LEWISOHN: (pp. 375-376)

On the first day of November, Bruno Koschmider handed them thirty days’ written notice to leave. He was aborting their contract a month before its natural New Year’s Eve expiry. “The notice is given by order of the Public Authorities who have discovered that Mr. George Harrison is only 17 (seventeen) years of age,” it read, but the Beatles knew there was more to it, and there was. Koschmider had notified the Fremdenpolizei of their birth dates in August, and for that authority not to have processed the document for eleven weeks would have represented a level of inefficiency unique here. Koschmider obviously wanted shot of them, and wasn’t short of reasons. They’d been getting under his skin (and he theirs) since arrival, and it was just getting worse and worse. He also claimed their reckless flouting of his demands to play quieter at the Indra had caused the authorities to revoke his venue license, at a personal cost of DM100,000. [30]

Citation:

30. DM100,000 was the equivalent of £8550—a strangely large amount in 1960. Koschmider said this in the only recorded interview he’s known to have given about the Beatles (for BBC radio, 1972) and wasn’t asked to substantiate it.

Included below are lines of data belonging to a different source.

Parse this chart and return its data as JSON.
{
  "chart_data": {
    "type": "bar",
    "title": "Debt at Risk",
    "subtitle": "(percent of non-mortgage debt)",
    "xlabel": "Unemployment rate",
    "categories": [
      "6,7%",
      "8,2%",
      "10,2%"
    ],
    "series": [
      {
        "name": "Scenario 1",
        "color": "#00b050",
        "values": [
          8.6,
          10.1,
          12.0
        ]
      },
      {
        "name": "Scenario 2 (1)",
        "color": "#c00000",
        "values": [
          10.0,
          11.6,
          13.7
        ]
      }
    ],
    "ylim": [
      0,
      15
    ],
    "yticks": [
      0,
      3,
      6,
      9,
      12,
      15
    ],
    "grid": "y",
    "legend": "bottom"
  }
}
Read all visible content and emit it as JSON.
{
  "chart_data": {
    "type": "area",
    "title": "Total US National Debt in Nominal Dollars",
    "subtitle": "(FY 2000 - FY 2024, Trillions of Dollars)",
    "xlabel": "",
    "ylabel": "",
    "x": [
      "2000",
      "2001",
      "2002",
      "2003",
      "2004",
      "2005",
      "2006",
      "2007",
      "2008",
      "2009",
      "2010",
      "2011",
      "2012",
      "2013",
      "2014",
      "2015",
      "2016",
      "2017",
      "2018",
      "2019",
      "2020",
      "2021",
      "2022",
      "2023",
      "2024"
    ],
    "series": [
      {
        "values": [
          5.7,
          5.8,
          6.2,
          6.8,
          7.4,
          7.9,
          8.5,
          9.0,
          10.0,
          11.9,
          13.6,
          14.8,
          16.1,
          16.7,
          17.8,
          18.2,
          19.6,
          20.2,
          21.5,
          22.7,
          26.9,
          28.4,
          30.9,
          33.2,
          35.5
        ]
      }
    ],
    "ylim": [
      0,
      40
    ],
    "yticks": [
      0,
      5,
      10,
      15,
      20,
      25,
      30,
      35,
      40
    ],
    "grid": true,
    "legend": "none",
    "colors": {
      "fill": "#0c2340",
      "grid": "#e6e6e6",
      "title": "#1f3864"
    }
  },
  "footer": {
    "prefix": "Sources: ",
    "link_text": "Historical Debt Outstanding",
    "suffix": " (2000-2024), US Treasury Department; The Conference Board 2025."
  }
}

The full Koshmider quote from the BBC Radio Program, Part I – “The Birth of the Liverpool Sound”

BBC narrator:

There were soon problems with the neighbors over the volume of their music which led to their removal from the Indra to the Keiserkeller.

Koshmider’s interpreter:

The next time the police came they played very low and played waltz for one hour, so all the young people left. Well, this scene in the other club, the Indra, where the Beatles went on for awhile, and **then Mr. Koshmider had to close it down, because he thinks he lost about 100,000 Marks on the Beatles because they were so loud, but he had a contract with them and at that time nobody knew anything about the music so nobody put anything about the volume into the contract, so he couldn’t do anything.
After Tony Sheridan’s time was over in the Keiserkeller Rory Storm and his group came, and because he still had the Beatles under contract he put them on as the second group. So they played hour after hour, you know?

BBC narrator:

The drummer with Rory Storm was none other than Ringo Starr. It was here that they first worked together.

Koshmider’s interpreter:

Rory Storm was more popular than the Beatles, so his impression was that they tried to impress the audience more, you know? And he says they behaved very bad, they called the audience “Nazi swine” and things like that. You know, they tried everything to be different, and he thinks most people didn’t understand that at that time, what the Beatles were saying to them, but his club manager used to write all the insults down in a big book and told him the next day what they had been doing.